Alors bien sûr tout cela n'est qu'expérimental, espérons que l'expérience nous dira bien vite de faire marche arrière.

 

Quant à la mise en place d'un comité d'éthique, la Ligne des Droits de l'Homme a déjà affirmé son refus d'y participer et son opposition ferme au dispositif de vidéosurveillance.

 

Rennes est une ville où la multiplicité des associations, le partenariat exemplaire existant entre les collectivités et institutions, la médiation sociale et le champ donné à l'innovation permettent d'affirmer que nous avons les moyens de contraindre la délinquance et de lutter contre son explosion.

 

H. Chardonnet nous rapportait les écrits de Robert Muchembled.
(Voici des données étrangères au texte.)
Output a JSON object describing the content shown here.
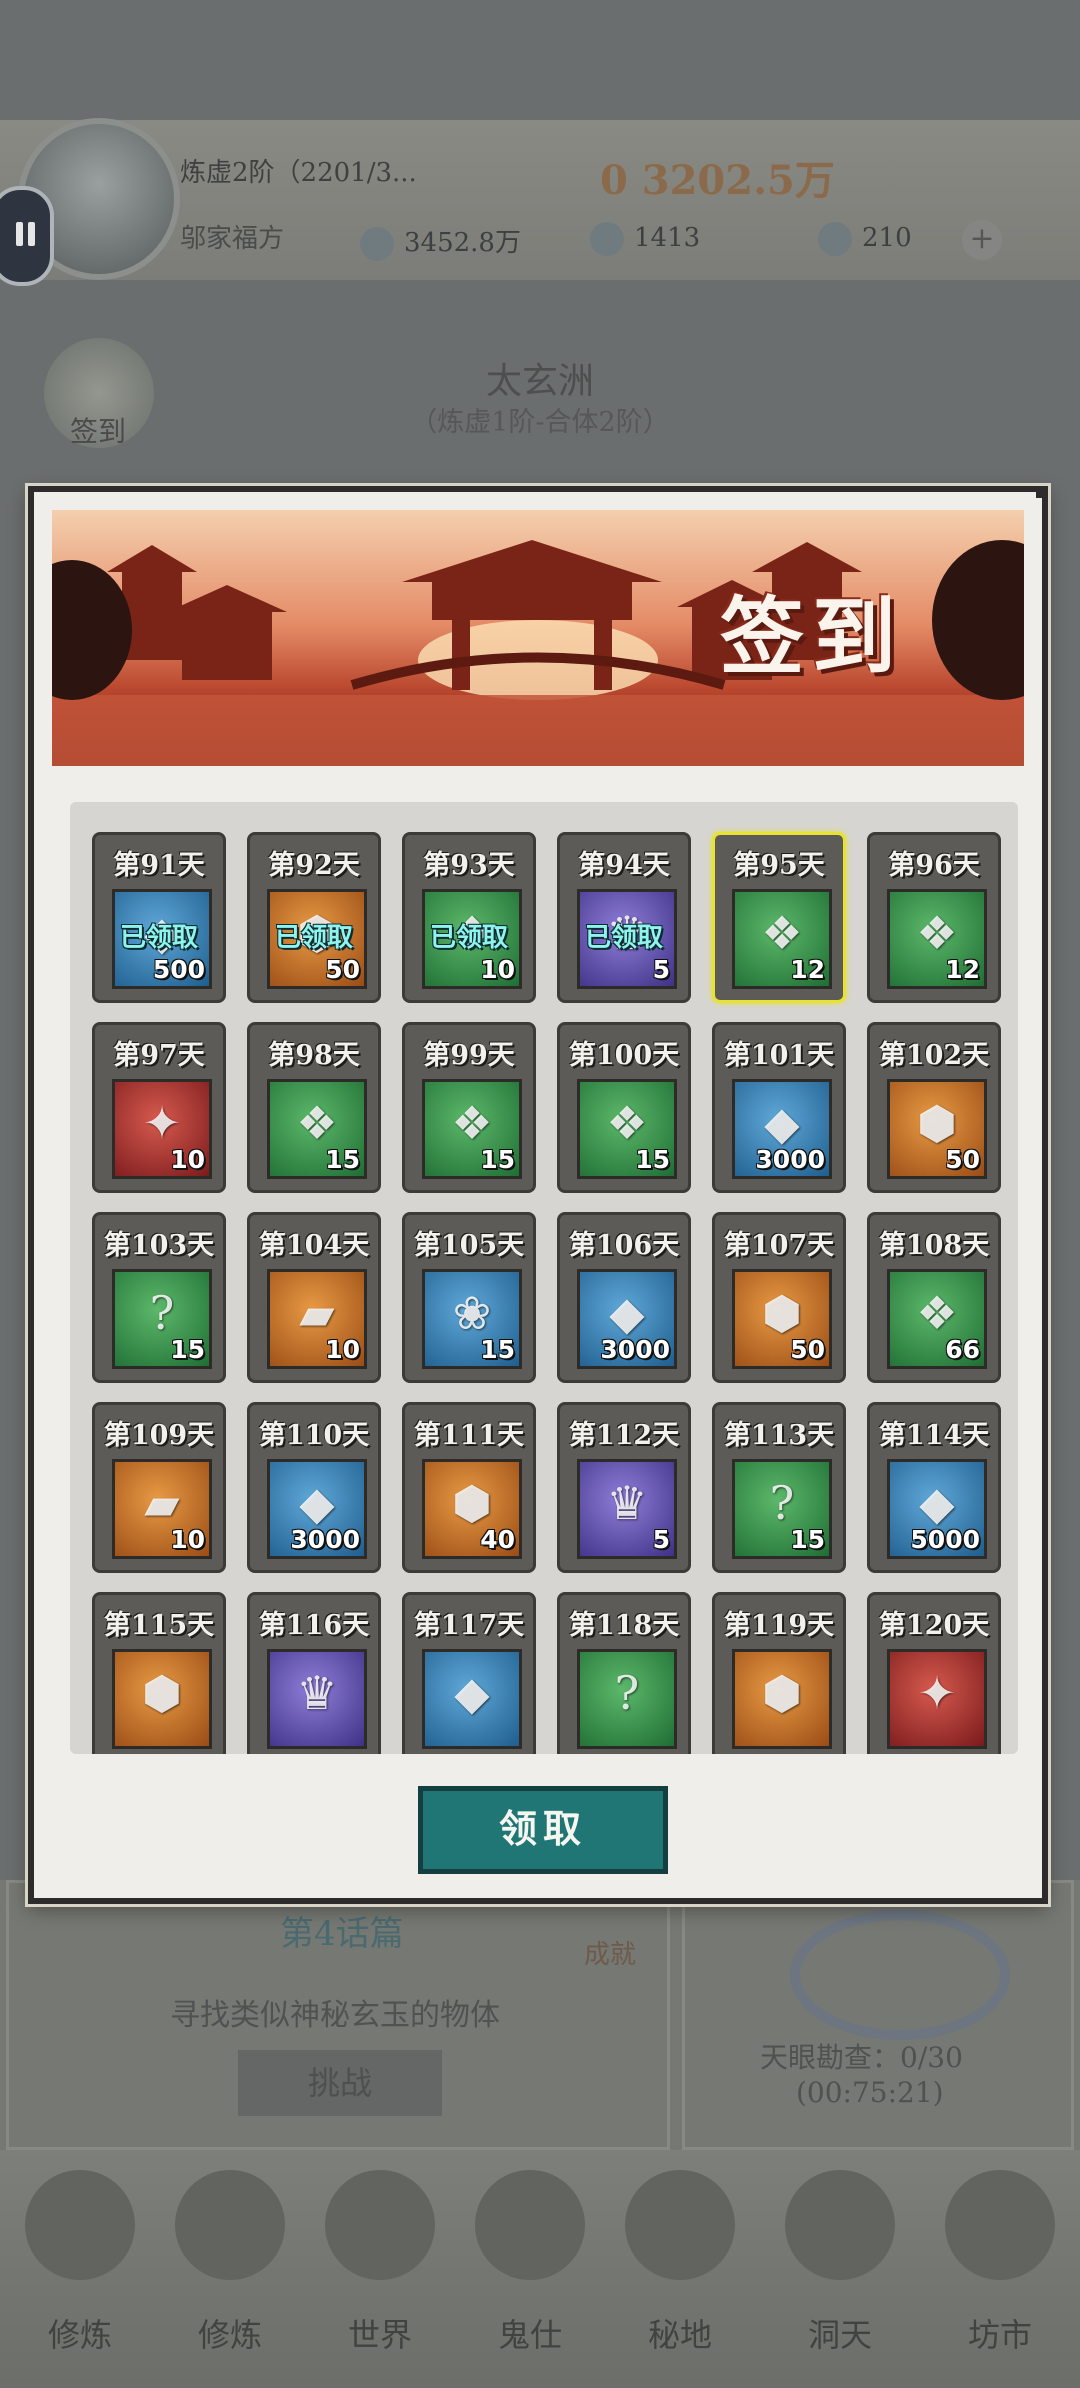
{
  "header": {
    "rank": "炼虚2阶（2201/3...",
    "name": "邬家福方",
    "power": "0 3202.5万",
    "resources": [
      "3452.8万",
      "1413",
      "210"
    ]
  },
  "region": {
    "name": "太玄洲",
    "range": "（炼虚1阶-合体2阶）",
    "sign_label": "签到"
  },
  "quest": {
    "title": "第4话篇",
    "desc": "寻找类似神秘玄玉的物体",
    "challenge": "挑战",
    "badge": "成就"
  },
  "eye": {
    "label": "天眼勘查：0/30",
    "timer": "(00:75:21)"
  },
  "bottom_nav": [
    "修炼",
    "修炼",
    "世界",
    "鬼仕",
    "秘地",
    "洞天",
    "坊市"
  ],
  "dialog": {
    "banner_title": "签到",
    "claimed_label": "已领取",
    "claim_button": "领取"
  },
  "days": [
    {
      "label": "第91天",
      "qty": "500",
      "color": "blue",
      "icon": "crystal-icon",
      "claimed": true
    },
    {
      "label": "第92天",
      "qty": "50",
      "color": "orange",
      "icon": "ore-icon",
      "claimed": true
    },
    {
      "label": "第93天",
      "qty": "10",
      "color": "green",
      "icon": "jade-icon",
      "claimed": true
    },
    {
      "label": "第94天",
      "qty": "5",
      "color": "purple",
      "icon": "robe-icon",
      "claimed": true
    },
    {
      "label": "第95天",
      "qty": "12",
      "color": "green",
      "icon": "jade-icon",
      "claimed": false,
      "current": true
    },
    {
      "label": "第96天",
      "qty": "12",
      "color": "green",
      "icon": "jade-icon",
      "claimed": false
    },
    {
      "label": "第97天",
      "qty": "10",
      "color": "red",
      "icon": "scroll-icon",
      "claimed": false
    },
    {
      "label": "第98天",
      "qty": "15",
      "color": "green",
      "icon": "jade-icon",
      "claimed": false
    },
    {
      "label": "第99天",
      "qty": "15",
      "color": "green",
      "icon": "jade-icon",
      "claimed": false
    },
    {
      "label": "第100天",
      "qty": "15",
      "color": "green",
      "icon": "jade-icon",
      "claimed": false
    },
    {
      "label": "第101天",
      "qty": "3000",
      "color": "blue",
      "icon": "crystal-icon",
      "claimed": false
    },
    {
      "label": "第102天",
      "qty": "50",
      "color": "orange",
      "icon": "ore-icon",
      "claimed": false
    },
    {
      "label": "第103天",
      "qty": "15",
      "color": "green",
      "icon": "mystery-icon",
      "claimed": false
    },
    {
      "label": "第104天",
      "qty": "10",
      "color": "orange",
      "icon": "book-icon",
      "claimed": false
    },
    {
      "label": "第105天",
      "qty": "15",
      "color": "blue",
      "icon": "beast-icon",
      "claimed": false
    },
    {
      "label": "第106天",
      "qty": "3000",
      "color": "blue",
      "icon": "crystal-icon",
      "claimed": false
    },
    {
      "label": "第107天",
      "qty": "50",
      "color": "orange",
      "icon": "ore-icon",
      "claimed": false
    },
    {
      "label": "第108天",
      "qty": "66",
      "color": "green",
      "icon": "jade-icon",
      "claimed": false
    },
    {
      "label": "第109天",
      "qty": "10",
      "color": "orange",
      "icon": "book-icon",
      "claimed": false
    },
    {
      "label": "第110天",
      "qty": "3000",
      "color": "blue",
      "icon": "crystal-icon",
      "claimed": false
    },
    {
      "label": "第111天",
      "qty": "40",
      "color": "orange",
      "icon": "ore-icon",
      "claimed": false
    },
    {
      "label": "第112天",
      "qty": "5",
      "color": "purple",
      "icon": "robe-icon",
      "claimed": false
    },
    {
      "label": "第113天",
      "qty": "15",
      "color": "green",
      "icon": "mystery-icon",
      "claimed": false
    },
    {
      "label": "第114天",
      "qty": "5000",
      "color": "blue",
      "icon": "crystal-icon",
      "claimed": false
    },
    {
      "label": "第115天",
      "qty": "",
      "color": "orange",
      "icon": "ore-icon",
      "claimed": false
    },
    {
      "label": "第116天",
      "qty": "",
      "color": "purple",
      "icon": "robe-icon",
      "claimed": false
    },
    {
      "label": "第117天",
      "qty": "",
      "color": "blue",
      "icon": "crystal-icon",
      "claimed": false
    },
    {
      "label": "第118天",
      "qty": "",
      "color": "green",
      "icon": "mystery-icon",
      "claimed": false
    },
    {
      "label": "第119天",
      "qty": "",
      "color": "orange",
      "icon": "ore-icon",
      "claimed": false
    },
    {
      "label": "第120天",
      "qty": "",
      "color": "red",
      "icon": "scroll-icon",
      "claimed": false
    }
  ]
}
Il y a maintenant une dizaine d'années, le sociologue Laurent Muchielli démontrait, de la même manière, que les chiffres de la criminalité n'étaient pas plus élevés aujourd'hui en France qu'au début du siècle ou dans les années 50.

 

Alors, même si nous pensions aller plus loin dans les engagements, la Charte de la Vie Nocturne aurait pu répondre à nos attentes, et nous avons quelques années encore devant nous pour avancer. Mais notre opposition depuis longtemps clairement affirmée au développement de la vidéosurveillance ne nous permet pas de la valider en l'état.

 

Nous nous abstiendrons donc sur cette délibération.